Unter dem Titel Frische Kunst für deutsche Banker würdigt Gabi Czöppan in ihrer Besprechung für Focus online die spektakuläre Ausstellungsarchitektur: "Ist da vor den weißen Kolonnaden des britisch anmutenden Anwesens ein Alien

gelandet? Oder hat sich dort nur ein lokaler Bildhauer verewigt? Nein, das eckige Etwas, halb Monster-Origami, halb aufgeblähtes Flugobjekt, stammt von Star Architektin Zaha Hadid. Ganz zweckfrei hat die Londonerin ihre Skulptur vor das Singapore Art Museum gesetzt – ein schmucker Appetithappen für die Ausstellung All the Best, mit der die Deutsche Bank ihre 25-jährige Sammelleidenschaft feiert." Neben der "extravaganten Raumlandschaft aus geschwungenen Bögen und spitz zulaufenden Schläuchen" in den Ausstellungsräumen, haben es Czöppan vor allem die versteckten subversiven Inhalte einiger Arbeiten angetan haben: "Schöne Bilder sind dies nur auf den ersten Blick. Da zielt James Riellys niedlicher blonder Junge in War Games mit der Hand wie mit einer Pistole auf den Betrachter. Da fallen Kara Walkers schwarze Gestalten brutal übereinander her, lockt Gregor Schneider in klaustrophobischen Kellerräumen oder setzt die Japanerin Miwa Yanagi Rotkäppchen für gespenstische Schwarz-Weiß-Fotos in blutüberströmte Tierleiber. Selbst Jürgen Tellers Gerettetes Bambi liegt leblos in der Hand des schockiert blickenden Försters."
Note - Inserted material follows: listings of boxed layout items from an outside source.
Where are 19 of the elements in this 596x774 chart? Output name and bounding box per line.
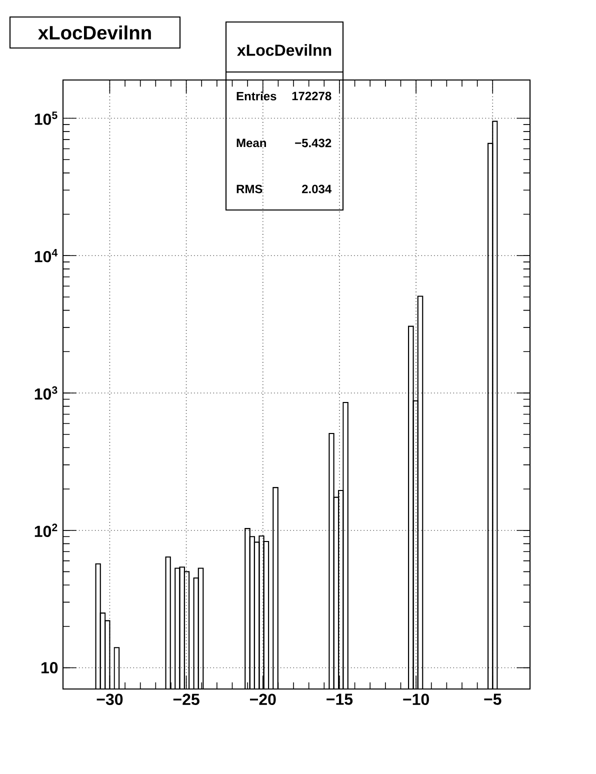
y-tick-label: 10$^{3}$: [34, 386, 58, 400]
x-tick-label: −30: [96, 694, 123, 706]
text: xLocDevilnn: [237, 44, 332, 56]
y-tick-label: 10$^{5}$: [34, 112, 58, 125]
y-tick-label: 10: [41, 662, 58, 674]
x-tick-label: −25: [173, 694, 200, 706]
annotation: 172278: [292, 92, 332, 100]
x-tick-label: −5: [484, 694, 502, 705]
y-tick-label: 10$^{2}$: [34, 524, 58, 538]
x-tick-label: −15: [326, 694, 353, 705]
annotation: Mean: [236, 138, 266, 148]
chart-title: xLocDevilnn: [38, 25, 151, 40]
annotation: Entries: [236, 92, 276, 100]
x-tick-label: −10: [403, 694, 429, 706]
annotation: RMS: [236, 184, 262, 194]
annotation: −5.432: [295, 138, 332, 148]
y-tick-label: 10$^{4}$: [34, 248, 58, 262]
x-tick-label: −20: [250, 694, 276, 706]
annotation: 2.034: [302, 184, 332, 194]
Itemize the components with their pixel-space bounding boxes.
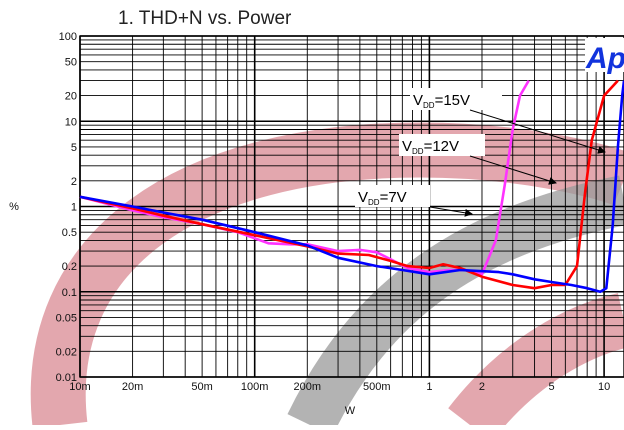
y-tick-label: 0.5 — [62, 227, 77, 239]
watermark-pink-arc-right — [448, 293, 624, 430]
watermark-pink-arc-left — [30, 122, 624, 429]
y-tick-label: 50 — [65, 57, 77, 69]
x-tick-label: 2 — [479, 381, 485, 393]
y-axis-label: % — [9, 201, 19, 213]
annotation-bg — [399, 134, 485, 156]
annotation-label: VDD=12V — [402, 138, 459, 156]
series-annotation: VDD=15V — [410, 88, 606, 154]
x-tick-label: 20m — [122, 381, 143, 393]
y-tick-label: 5 — [71, 142, 77, 154]
y-tick-label: 0.05 — [56, 312, 77, 324]
x-tick-label: 50m — [191, 381, 212, 393]
x-tick-label: 10m — [69, 381, 90, 393]
annotation-label: VDD=7V — [358, 189, 407, 207]
series-line — [79, 80, 624, 294]
series-annotation: VDD=7V — [355, 185, 473, 217]
logo-text: Ap — [585, 42, 624, 75]
y-tick-label: 1 — [71, 202, 77, 214]
x-tick-label: 1 — [426, 381, 432, 393]
y-tick-label: 0.01 — [56, 372, 77, 384]
y-tick-label: 0.2 — [62, 261, 77, 273]
x-tick-label: 200m — [294, 381, 322, 393]
logo-bg — [585, 38, 624, 72]
y-tick-label: 0.02 — [56, 346, 77, 358]
annotation-arrow — [469, 155, 557, 185]
series-annotation: VDD=12V — [399, 134, 557, 185]
x-tick-label: 500m — [363, 381, 391, 393]
x-axis-label: W — [345, 405, 356, 417]
annotation-bg — [410, 88, 502, 110]
y-tick-label: 10 — [65, 116, 77, 128]
series-line — [79, 79, 619, 290]
y-tick-label: 0.1 — [62, 287, 77, 299]
y-tick-label: 100 — [59, 31, 77, 43]
x-tick-label: 10 — [598, 381, 610, 393]
ap-logo: Ap — [585, 38, 624, 75]
annotation-bg — [355, 185, 430, 207]
annotation-arrow — [469, 109, 606, 154]
x-tick-label: 5 — [548, 381, 554, 393]
x-tick-label: 100m — [241, 381, 269, 393]
y-tick-label: 20 — [65, 91, 77, 103]
plot-frame — [79, 35, 624, 378]
annotation-label: VDD=15V — [413, 92, 470, 110]
y-tick-label: 2 — [71, 176, 77, 188]
annotation-arrow — [429, 206, 473, 217]
chart-title: 1. THD+N vs. Power — [118, 8, 292, 29]
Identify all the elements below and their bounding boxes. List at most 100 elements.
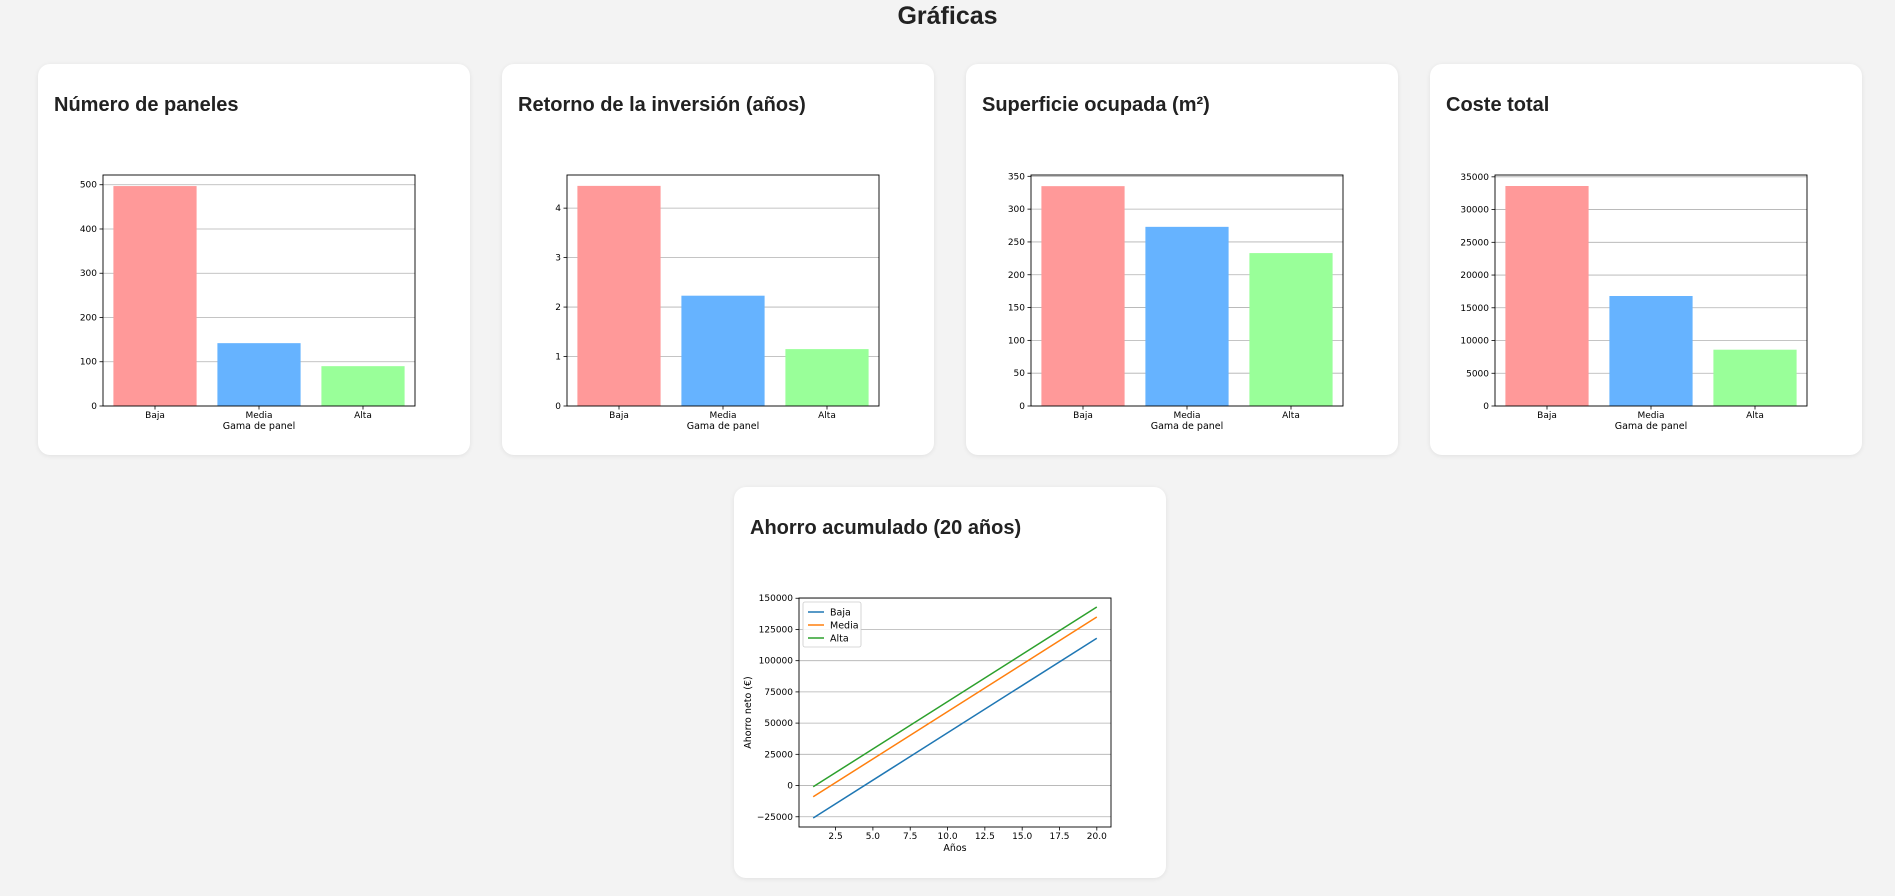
bar-baja <box>1041 186 1125 406</box>
y-tick-label: 0 <box>555 402 561 412</box>
y-tick-label: 4 <box>555 204 561 214</box>
plot-frame <box>1494 174 1808 407</box>
y-tick-label: 50000 <box>764 719 793 729</box>
chart-card-retorno: Retorno de la inversión (años) 0 1 2 3 4 Baja… <box>502 64 934 455</box>
y-tick-label: 2 <box>555 303 561 313</box>
x-axis-label: Gama de panel <box>687 421 760 432</box>
chart-paneles: 0 100 200 300 400 500 Baja Media Alta Gama de pan… <box>80 174 416 432</box>
y-tick-label: 1 <box>555 353 561 363</box>
bar-alta <box>785 349 869 406</box>
x-tick-label: Media <box>1637 411 1664 421</box>
x-tick-label: Alta <box>354 411 372 421</box>
bar-baja <box>577 185 661 406</box>
x-tick-label: 17.5 <box>1049 832 1069 842</box>
y-tick-label: 50 <box>1014 369 1026 379</box>
legend-label: Media <box>830 621 859 632</box>
page-title: Gráficas <box>897 2 998 30</box>
legend-label: Alta <box>830 634 849 645</box>
chart-card-paneles: Número de paneles 0 100 200 300 400 500 Baja Me… <box>38 64 470 455</box>
y-tick-label: 350 <box>1008 172 1025 182</box>
x-axis-label: Gama de panel <box>223 421 296 432</box>
bar-baja <box>113 186 197 406</box>
bar-media <box>217 343 301 406</box>
x-tick-label: 7.5 <box>903 832 917 842</box>
y-tick-label: 300 <box>1008 205 1025 215</box>
card-title: Ahorro acumulado (20 años) <box>750 517 1022 539</box>
card-title: Coste total <box>1446 94 1550 116</box>
card-title: Retorno de la inversión (años) <box>518 94 806 116</box>
bar-alta <box>321 366 405 406</box>
y-tick-label: 0 <box>91 402 97 412</box>
chart-card-ahorro: Ahorro acumulado (20 años) −25000 0 25000 5… <box>734 487 1166 878</box>
x-tick-label: Media <box>1173 411 1200 421</box>
bar-media <box>1609 296 1693 406</box>
chart-retorno: 0 1 2 3 4 Baja Media Alta Gama de panel <box>555 174 880 432</box>
y-tick-label: 250 <box>1008 238 1025 248</box>
y-tick-label: 25000 <box>1460 238 1489 248</box>
y-tick-label: 20000 <box>1460 271 1489 281</box>
x-tick-label: Media <box>709 411 736 421</box>
y-tick-label: 25000 <box>764 750 793 760</box>
plot-frame <box>566 174 880 407</box>
x-tick-label: 5.0 <box>866 832 881 842</box>
y-tick-label: 10000 <box>1460 337 1489 347</box>
x-axis-label: Años <box>943 843 966 854</box>
bar-media <box>681 295 765 406</box>
card-title: Número de paneles <box>54 94 239 116</box>
x-tick-label: Baja <box>1073 411 1093 421</box>
y-tick-label: 150 <box>1008 304 1025 314</box>
bar-alta <box>1249 253 1333 406</box>
x-tick-label: 20.0 <box>1087 832 1107 842</box>
chart-superficie: 0 50 100 150 200 250 300 350 Baja Media Alta Gama d… <box>1008 172 1344 432</box>
card-title: Superficie ocupada (m²) <box>982 94 1210 116</box>
series-line-media <box>812 616 1098 798</box>
x-tick-label: Baja <box>145 411 165 421</box>
legend-label: Baja <box>830 608 851 619</box>
x-tick-label: Media <box>245 411 272 421</box>
y-tick-label: 30000 <box>1460 206 1489 216</box>
y-tick-label: 100 <box>80 358 97 368</box>
x-tick-label: Alta <box>818 411 836 421</box>
chart-card-superficie: Superficie ocupada (m²) 0 50 100 150 200 250 3… <box>966 64 1398 455</box>
x-tick-label: 15.0 <box>1012 832 1032 842</box>
y-tick-label: 0 <box>1483 402 1489 412</box>
y-tick-label: 500 <box>80 181 97 191</box>
x-tick-label: 2.5 <box>828 832 842 842</box>
series-line-alta <box>812 606 1098 788</box>
legend-box <box>802 601 862 648</box>
y-tick-label: 75000 <box>764 688 793 698</box>
x-tick-label: Baja <box>1537 411 1557 421</box>
plot-frame <box>1030 174 1344 407</box>
bar-alta <box>1713 349 1797 406</box>
y-tick-label: 150000 <box>759 594 794 604</box>
bar-baja <box>1505 186 1589 406</box>
y-axis-label: Ahorro neto (€) <box>743 676 754 748</box>
y-tick-label: 100 <box>1008 336 1025 346</box>
x-tick-label: Alta <box>1282 411 1300 421</box>
y-tick-label: 0 <box>1019 402 1025 412</box>
x-tick-label: Baja <box>609 411 629 421</box>
x-tick-label: 10.0 <box>938 832 958 842</box>
y-tick-label: 5000 <box>1466 369 1489 379</box>
y-tick-label: 3 <box>555 254 561 264</box>
bar-media <box>1145 226 1229 406</box>
y-tick-label: 300 <box>80 269 97 279</box>
y-tick-label: 0 <box>787 782 793 792</box>
y-tick-label: 200 <box>80 313 97 323</box>
x-axis-label: Gama de panel <box>1615 421 1688 432</box>
x-tick-label: Alta <box>1746 411 1764 421</box>
chart-card-coste: Coste total 0 5000 10000 15000 20000 25000 300… <box>1430 64 1862 455</box>
chart-ahorro: −25000 0 25000 50000 75000 100000 125000 150000… <box>743 594 1112 854</box>
x-tick-label: 12.5 <box>975 832 995 842</box>
chart-coste: 0 5000 10000 15000 20000 25000 30000 35000 Baja M… <box>1460 173 1808 432</box>
y-tick-label: 15000 <box>1460 304 1489 314</box>
x-axis-label: Gama de panel <box>1151 421 1224 432</box>
plot-frame <box>798 597 1112 828</box>
y-tick-label: 200 <box>1008 271 1025 281</box>
y-tick-label: 100000 <box>759 657 794 667</box>
y-tick-label: −25000 <box>757 813 793 823</box>
plot-frame <box>102 174 416 407</box>
y-tick-label: 35000 <box>1460 173 1489 183</box>
y-tick-label: 400 <box>80 225 97 235</box>
y-tick-label: 125000 <box>759 625 794 635</box>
Auch die Singapurische Presse zeigt sich begeistert von dem Zusammenspiel zwischen Kunst und Architektur, das All the Best dem Publikum bietet. In The Straits Time: Life! schwärmt Clara Chow: "Die Schaumstoff-Plattform – fraglos für sich schon ein bildhauerisches Kunstwerk – ist Bestandteil der Ausstellung, die über 150 Arbeiten zeitgenössischer Kunst in einem von Hadid designten futuristischen Environment präsentiert." Auch David Chew fasziniert sich in der Tageszeitung Today für das Sci-Fi Ambiente in der Schau: "Arbeiten von Künstlern wie der Britin Tracy Emin oder des Deutschen Joseph Beuys (…) sind in dieser großformatigen Installation aus weißen schalenförmigen Skulpturen wie in einem Kokon geschützt."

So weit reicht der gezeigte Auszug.